The ‘youth’ of today are often viewed as narcissistic, apathetic and lazy, not just in their lifestyle, but in their approach to politics. This idea is definitely wide spread, but being part of the ‘youth’ myself, I have to strongly disagree. I consider myself a very active political citizen and I do not think this is uncommon among many other young people.
To me, young people have very specific political agendas or views that are often not shared with older generations. One of the most prominent examples of this is gay marriage. According to galaxy research, from 2009-2012 64% of Australians in total support marriage equality and an exponential 81% of Australian’s aged 18-24 are in favour of marriage equality.
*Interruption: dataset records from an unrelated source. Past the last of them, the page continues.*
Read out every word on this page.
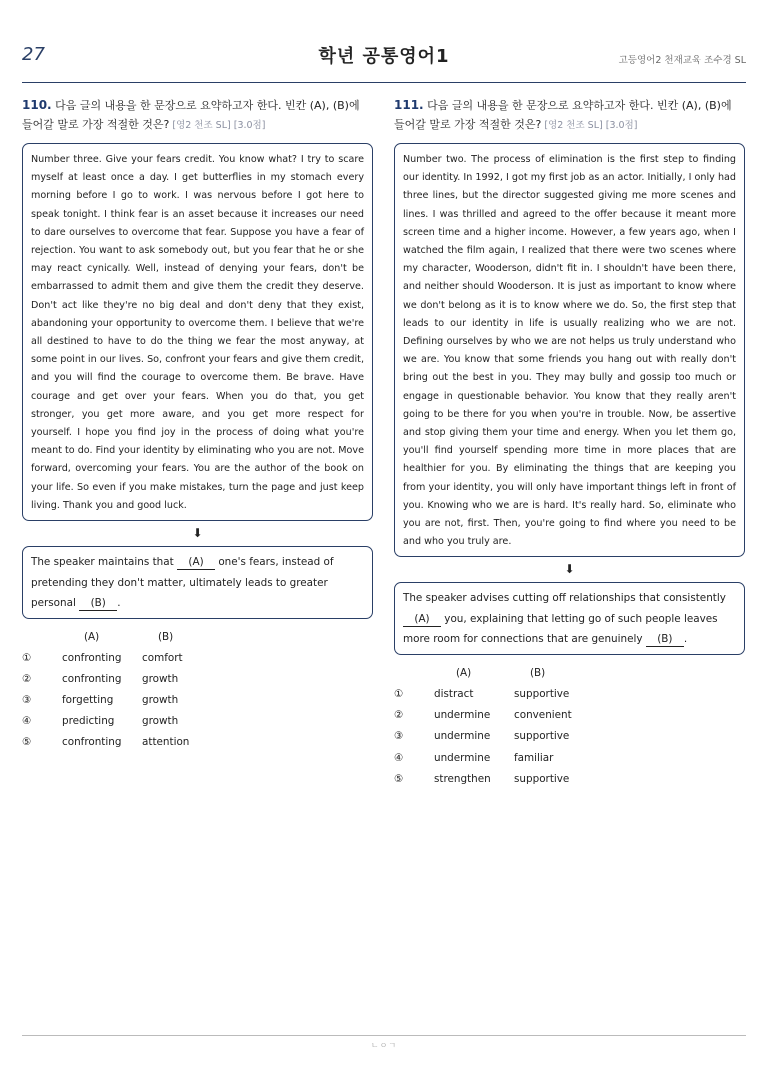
27	학년 공통영어1	고등영어2 천재교육 조수경 SL
110. 다음 글의 내용을 한 문장으로 요약하고자 한다. 빈칸 (A), (B)에 들어갈 말로 가장 적절한 것은? [영2 천조 SL] [3.0점]
Number three. Give your fears credit. You know what? I try to scare myself at least once a day. I get butterflies in my stomach every morning before I go to work. I was nervous before I got here to speak tonight. I think fear is an asset because it increases our need to dare ourselves to overcome that fear. Suppose you have a fear of rejection. You want to ask somebody out, but you fear that he or she may react cynically. Well, instead of denying your fears, don't be embarrassed to admit them and give them the credit they deserve. Don't act like they're no big deal and don't deny that they exist, abandoning your opportunity to overcome them. I believe that we're all destined to have to do the thing we fear the most anyway, at some point in our lives. So, confront your fears and give them credit, and you will find the courage to overcome them. Be brave. Have courage and get over your fears. When you do that, you get stronger, you get more aware, and you get more respect for yourself. I hope you find joy in the process of doing what you're meant to do. Find your identity by eliminating who you are not. Move forward, overcoming your fears. You are the author of the book on your life. So even if you make mistakes, turn the page and just keep living. Thank you and good luck.
⬇
The speaker maintains that (A) one's fears, instead of pretending they don't matter, ultimately leads to greater personal (B) .
(A)	(B)
①	confronting	comfort
②	confronting	growth
③	forgetting	growth
④	predicting	growth
⑤	confronting	attention
111. 다음 글의 내용을 한 문장으로 요약하고자 한다. 빈칸 (A), (B)에 들어갈 말로 가장 적절한 것은? [영2 천조 SL] [3.0점]
Number two. The process of elimination is the first step to finding our identity. In 1992, I got my first job as an actor. Initially, I only had three lines, but the director suggested giving me more scenes and lines. I was thrilled and agreed to the offer because it meant more screen time and a higher income. However, a few years ago, when I watched the film again, I realized that there were two scenes where my character, Wooderson, didn't fit in. I shouldn't have been there, and neither should Wooderson. It is just as important to know where we don't belong as it is to know where we do. So, the first step that leads to our identity in life is usually realizing who we are not. Defining ourselves by who we are not helps us truly understand who we are. You know that some friends you hang out with really don't bring out the best in you. They may bully and gossip too much or engage in questionable behavior. You know that they really aren't going to be there for you when you're in trouble. Now, be assertive and stop giving them your time and energy. When you let them go, you'll find yourself spending more time in more places that are healthier for you. By eliminating the things that are keeping you from your identity, you will only have important things left in front of you. Knowing who we are is hard. It's really hard. So, eliminate who you are not, first. Then, you're going to find where you need to be and who you truly are.
⬇
The speaker advises cutting off relationships that consistently (A) you, explaining that letting go of such people leaves more room for connections that are genuinely (B) .
(A)	(B)
①	distract	supportive
②	undermine	convenient
③	undermine	supportive
④	undermine	familiar
⑤	strengthen	supportive
ㄴㅇㄱ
For the younger generations who are more open-minded and accepting, favour of gay marriage equality is becoming expected – it is not a question of ‘if?’, it is a question of ‘when?’.
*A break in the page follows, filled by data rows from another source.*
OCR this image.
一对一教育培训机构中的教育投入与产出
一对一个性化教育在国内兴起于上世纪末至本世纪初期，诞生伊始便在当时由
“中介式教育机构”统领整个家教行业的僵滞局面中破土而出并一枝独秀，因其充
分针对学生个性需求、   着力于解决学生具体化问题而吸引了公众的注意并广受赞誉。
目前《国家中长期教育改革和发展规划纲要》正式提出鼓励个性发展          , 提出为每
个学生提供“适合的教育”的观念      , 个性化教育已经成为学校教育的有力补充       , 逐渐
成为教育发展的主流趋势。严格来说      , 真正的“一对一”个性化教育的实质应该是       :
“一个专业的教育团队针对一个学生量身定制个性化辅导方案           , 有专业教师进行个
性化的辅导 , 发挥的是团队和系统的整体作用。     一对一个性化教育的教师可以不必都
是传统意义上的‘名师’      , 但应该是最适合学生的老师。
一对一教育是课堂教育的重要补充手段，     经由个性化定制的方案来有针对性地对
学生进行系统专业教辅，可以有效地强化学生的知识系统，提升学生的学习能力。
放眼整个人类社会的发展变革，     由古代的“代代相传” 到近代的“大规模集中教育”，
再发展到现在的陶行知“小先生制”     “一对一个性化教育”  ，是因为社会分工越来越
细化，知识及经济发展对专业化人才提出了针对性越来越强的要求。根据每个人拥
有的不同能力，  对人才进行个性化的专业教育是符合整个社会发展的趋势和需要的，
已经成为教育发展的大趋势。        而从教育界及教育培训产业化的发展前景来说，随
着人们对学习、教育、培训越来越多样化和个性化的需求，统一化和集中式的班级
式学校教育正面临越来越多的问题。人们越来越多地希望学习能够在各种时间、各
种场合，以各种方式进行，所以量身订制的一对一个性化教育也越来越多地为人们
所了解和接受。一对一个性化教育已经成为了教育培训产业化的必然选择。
(Photo credit – Galaxy Research)
This is seen on a global scale. Young people becoming active in the fight for those in the LGBT community, both online and offline. Online examples of gay marriage ‘clictivism’ include Facebook groups, Twitter hashtag trends and tumblr accounts. Offline, things can become a lot more emotionally charged and youth become really invested. For example, university students in Minnesota, USA, took it upon themselves to fight a proposed constitutional ban on same-sex marriage – and the results were heart warming.
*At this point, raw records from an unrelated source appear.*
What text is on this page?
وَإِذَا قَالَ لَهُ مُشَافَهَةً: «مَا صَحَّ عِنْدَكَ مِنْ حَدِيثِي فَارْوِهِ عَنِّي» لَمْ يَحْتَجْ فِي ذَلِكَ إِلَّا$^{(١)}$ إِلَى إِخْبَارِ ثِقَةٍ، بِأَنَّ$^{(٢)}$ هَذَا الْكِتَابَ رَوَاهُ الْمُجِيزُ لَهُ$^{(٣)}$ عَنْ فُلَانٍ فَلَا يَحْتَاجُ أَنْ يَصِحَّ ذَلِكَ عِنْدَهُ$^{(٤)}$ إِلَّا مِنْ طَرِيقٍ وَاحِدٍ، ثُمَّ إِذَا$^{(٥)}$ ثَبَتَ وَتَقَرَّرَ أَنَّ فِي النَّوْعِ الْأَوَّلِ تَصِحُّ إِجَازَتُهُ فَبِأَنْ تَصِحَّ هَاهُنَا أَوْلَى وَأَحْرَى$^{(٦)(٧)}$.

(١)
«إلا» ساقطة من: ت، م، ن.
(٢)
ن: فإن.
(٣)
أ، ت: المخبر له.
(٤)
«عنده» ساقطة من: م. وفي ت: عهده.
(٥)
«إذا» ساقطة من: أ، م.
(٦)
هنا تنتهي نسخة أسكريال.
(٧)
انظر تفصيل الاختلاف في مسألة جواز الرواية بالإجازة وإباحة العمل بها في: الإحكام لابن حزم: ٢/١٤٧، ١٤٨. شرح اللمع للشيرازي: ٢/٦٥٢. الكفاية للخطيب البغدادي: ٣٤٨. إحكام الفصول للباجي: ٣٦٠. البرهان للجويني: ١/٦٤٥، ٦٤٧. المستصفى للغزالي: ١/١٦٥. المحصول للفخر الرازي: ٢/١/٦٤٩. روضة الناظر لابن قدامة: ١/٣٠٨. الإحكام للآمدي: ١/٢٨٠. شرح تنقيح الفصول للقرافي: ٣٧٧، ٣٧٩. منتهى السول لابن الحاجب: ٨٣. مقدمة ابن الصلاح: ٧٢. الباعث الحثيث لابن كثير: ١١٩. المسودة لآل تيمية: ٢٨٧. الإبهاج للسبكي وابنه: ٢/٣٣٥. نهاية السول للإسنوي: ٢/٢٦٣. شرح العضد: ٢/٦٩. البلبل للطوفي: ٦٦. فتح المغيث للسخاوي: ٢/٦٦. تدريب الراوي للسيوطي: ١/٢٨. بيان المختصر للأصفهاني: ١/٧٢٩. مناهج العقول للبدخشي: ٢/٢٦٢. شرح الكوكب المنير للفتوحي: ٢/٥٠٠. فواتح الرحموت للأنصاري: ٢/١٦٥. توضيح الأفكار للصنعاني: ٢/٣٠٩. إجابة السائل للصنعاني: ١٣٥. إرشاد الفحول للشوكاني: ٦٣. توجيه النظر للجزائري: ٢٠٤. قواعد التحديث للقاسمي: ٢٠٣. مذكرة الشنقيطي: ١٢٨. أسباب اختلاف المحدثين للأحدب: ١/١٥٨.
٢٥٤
This video provides insight in to just how committed young people can become to a political cause when there is a shared focus. Young people bring with them passion, drive and relentless energy, and we are making changes. In the younger generations that are increasingly accepting of LGBT people, we have taken the issue of gay marriage upon us, as ours to fight for.
(Photo Credit – Shannon Vitiritti)
Young people are not politically silent. We care about our world and the conditions people live in, we care about our citizens who have been marginalised, and we care enough to fight for change.